Under normal circumstances, most Americans would rightly reject the notion that masked and unidentified federal agents should have the power to engage in this sort of behavior, particularly when the immigration cops' targets are trying to earn a living and responsibly showing up for court hearings on their legal status. Isn't that exactly what someone concerned about the rule of law should want to see?

The White House wants Americans to believe this is all part of the same agenda—that rounding up suspected illegal immigrants in communities across the country is merely an extension of its efforts to fix the border crisis and prevent dangerous criminals from entering the country illegally.

Don't buy it. Those are two logically and legally different premises, and Americans who supported the former have no obligation to condone the latter.

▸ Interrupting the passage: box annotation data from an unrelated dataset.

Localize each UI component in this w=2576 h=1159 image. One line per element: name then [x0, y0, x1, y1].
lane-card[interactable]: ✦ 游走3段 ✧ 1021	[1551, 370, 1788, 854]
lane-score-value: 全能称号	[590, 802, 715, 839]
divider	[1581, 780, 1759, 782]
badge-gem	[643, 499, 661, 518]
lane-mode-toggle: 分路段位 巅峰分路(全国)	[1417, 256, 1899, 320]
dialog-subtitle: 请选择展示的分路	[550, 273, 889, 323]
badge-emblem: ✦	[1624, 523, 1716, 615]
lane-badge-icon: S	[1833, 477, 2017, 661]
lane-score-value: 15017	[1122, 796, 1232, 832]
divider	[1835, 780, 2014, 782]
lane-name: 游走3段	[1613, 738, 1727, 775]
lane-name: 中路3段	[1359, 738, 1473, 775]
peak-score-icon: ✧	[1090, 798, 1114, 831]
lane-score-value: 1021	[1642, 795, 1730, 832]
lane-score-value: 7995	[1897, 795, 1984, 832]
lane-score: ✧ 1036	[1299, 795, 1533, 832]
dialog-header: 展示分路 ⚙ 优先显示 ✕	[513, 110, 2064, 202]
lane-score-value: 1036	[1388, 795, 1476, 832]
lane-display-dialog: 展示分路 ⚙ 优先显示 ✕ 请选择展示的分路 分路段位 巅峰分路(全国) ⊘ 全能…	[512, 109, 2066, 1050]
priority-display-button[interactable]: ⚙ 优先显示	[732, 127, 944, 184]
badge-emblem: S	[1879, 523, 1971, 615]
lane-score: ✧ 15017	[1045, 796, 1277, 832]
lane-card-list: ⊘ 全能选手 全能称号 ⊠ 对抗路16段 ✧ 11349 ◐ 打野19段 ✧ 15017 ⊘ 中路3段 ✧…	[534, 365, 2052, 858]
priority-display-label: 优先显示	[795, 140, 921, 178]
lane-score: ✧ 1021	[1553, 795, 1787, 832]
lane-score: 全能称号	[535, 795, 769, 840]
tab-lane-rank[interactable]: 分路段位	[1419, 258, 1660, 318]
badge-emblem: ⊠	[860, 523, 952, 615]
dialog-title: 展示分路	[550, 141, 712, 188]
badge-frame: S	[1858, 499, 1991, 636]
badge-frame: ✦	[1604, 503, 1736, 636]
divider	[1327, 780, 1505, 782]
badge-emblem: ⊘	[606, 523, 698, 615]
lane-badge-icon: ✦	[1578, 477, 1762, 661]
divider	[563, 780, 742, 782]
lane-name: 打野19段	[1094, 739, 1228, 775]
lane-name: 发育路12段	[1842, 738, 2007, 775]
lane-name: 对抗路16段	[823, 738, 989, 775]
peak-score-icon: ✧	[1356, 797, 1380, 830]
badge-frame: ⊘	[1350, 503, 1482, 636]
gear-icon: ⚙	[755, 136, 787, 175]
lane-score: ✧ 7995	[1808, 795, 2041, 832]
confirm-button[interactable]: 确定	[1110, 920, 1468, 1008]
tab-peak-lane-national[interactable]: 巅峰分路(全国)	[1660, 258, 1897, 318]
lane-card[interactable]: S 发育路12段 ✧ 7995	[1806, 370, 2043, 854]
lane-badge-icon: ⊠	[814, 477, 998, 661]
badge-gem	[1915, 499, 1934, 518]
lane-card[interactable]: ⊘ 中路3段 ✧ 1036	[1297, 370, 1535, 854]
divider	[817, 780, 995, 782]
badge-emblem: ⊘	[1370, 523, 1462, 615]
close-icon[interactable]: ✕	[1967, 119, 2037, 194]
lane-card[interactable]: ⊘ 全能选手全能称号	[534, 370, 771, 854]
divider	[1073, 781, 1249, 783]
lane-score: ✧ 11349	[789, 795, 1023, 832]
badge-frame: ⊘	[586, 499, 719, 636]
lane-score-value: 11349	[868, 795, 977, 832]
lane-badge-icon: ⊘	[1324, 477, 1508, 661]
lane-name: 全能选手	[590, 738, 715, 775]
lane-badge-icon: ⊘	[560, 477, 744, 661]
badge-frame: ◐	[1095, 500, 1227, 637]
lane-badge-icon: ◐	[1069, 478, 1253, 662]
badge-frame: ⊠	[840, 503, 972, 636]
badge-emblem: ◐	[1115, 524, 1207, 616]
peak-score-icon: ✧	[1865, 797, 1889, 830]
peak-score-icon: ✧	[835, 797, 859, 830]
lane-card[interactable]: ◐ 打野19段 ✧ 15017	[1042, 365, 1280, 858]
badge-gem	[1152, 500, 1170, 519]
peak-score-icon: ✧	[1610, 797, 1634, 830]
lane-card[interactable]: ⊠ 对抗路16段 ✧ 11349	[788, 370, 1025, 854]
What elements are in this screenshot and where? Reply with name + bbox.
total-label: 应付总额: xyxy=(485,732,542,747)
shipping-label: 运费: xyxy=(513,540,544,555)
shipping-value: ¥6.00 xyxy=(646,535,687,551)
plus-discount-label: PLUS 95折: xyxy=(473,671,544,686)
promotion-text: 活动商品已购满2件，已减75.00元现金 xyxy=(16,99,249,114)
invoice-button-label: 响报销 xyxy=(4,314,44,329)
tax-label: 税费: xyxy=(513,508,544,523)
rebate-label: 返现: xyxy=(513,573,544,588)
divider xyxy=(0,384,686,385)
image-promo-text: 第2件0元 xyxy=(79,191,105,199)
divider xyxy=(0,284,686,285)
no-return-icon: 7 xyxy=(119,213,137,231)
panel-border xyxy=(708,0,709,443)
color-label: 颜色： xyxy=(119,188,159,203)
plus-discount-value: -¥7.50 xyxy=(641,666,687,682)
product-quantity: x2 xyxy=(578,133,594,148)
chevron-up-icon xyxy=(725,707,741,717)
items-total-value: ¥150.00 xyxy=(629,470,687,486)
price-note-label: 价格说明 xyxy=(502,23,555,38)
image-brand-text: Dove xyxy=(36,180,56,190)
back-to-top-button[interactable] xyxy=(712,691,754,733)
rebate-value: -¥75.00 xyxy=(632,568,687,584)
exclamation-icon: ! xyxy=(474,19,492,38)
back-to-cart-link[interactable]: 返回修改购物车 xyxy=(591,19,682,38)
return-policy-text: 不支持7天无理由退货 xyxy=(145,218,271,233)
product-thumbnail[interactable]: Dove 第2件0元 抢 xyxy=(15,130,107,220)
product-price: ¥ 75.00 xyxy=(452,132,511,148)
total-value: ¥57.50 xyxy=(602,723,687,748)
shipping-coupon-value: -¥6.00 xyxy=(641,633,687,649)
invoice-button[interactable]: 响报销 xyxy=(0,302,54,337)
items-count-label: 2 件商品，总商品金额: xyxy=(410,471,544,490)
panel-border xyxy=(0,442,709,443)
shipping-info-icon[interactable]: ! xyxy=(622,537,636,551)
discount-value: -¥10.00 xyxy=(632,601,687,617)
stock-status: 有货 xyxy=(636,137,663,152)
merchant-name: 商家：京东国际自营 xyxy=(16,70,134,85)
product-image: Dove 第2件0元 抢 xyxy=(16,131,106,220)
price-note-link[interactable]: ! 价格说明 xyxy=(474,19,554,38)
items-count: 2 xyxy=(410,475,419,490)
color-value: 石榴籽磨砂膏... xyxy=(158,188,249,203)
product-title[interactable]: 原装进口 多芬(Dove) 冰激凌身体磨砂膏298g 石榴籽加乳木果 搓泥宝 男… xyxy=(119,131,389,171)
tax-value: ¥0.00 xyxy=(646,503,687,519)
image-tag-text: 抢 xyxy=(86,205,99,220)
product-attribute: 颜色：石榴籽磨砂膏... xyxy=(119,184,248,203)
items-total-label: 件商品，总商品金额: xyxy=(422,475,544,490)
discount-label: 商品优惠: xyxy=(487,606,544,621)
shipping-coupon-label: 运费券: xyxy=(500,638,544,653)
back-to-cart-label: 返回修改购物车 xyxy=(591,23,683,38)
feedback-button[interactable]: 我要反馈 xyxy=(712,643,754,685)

This also isn't the final stage in the process, as the list of targets is already expanding from undocumented immigrants to any immigrant from undesirable locales, at least according to some conservative influencers. Want to attend a soccer game? Better carry proof of your citizenship, or risk being arrested by Immigration and Customs Enforcement. That's not how America is supposed to work.

"The basic framework of Trump's interior enforcement is that it is whimsical and arbitrary," writes David Bier, director of immigration studies for the Cato Institute, in a column for the Los Angeles Times. "It is not about 'merit,' not about public safety threatsnot even about people here illegally or about 'noncitizens,' as Trump is seeking to strip U.S. citizenship from people and remove U.S. citizenship for many U.S.-born children."

Distinctions can be lost and context collapses in the face of a crisis, which is perhaps why the Trump administration has moved so swiftly to escalate the chaos in Los Angeles. (And, in fairness, the rioters there are playing right into the White House's hand, and their behavior would be condemnable even if that weren't the case.)

Don't let the hazy smoke from burning Waymos cloud your judgment.

Before accepting the idea that workplace raids are a natural extension of Trump's border policies, Americans should ask themselves whether the men and women working at their local nail salon or scrubbing pots in the backroom of their favorite restaurant realistically constitute a threat to public order. It is one thing for the administration to target criminals and gang members who have done actual harm to people and property. That is not what is currently happening—as Miller's edict demanding more disruptive arrests makes clear.

These workplace raids are not just a new front in the Trump administration's war on immigration. They are a different policy altogether. One that was reportedly ordered from the highest levels of the White House. One that is focused on maximizing immigration-related chaos, rather than reducing it (as Trump said he would do). And one that the administration can gleefully use to justify further escalations of force that will erode the civil liberties of immigrants and American citizens alike.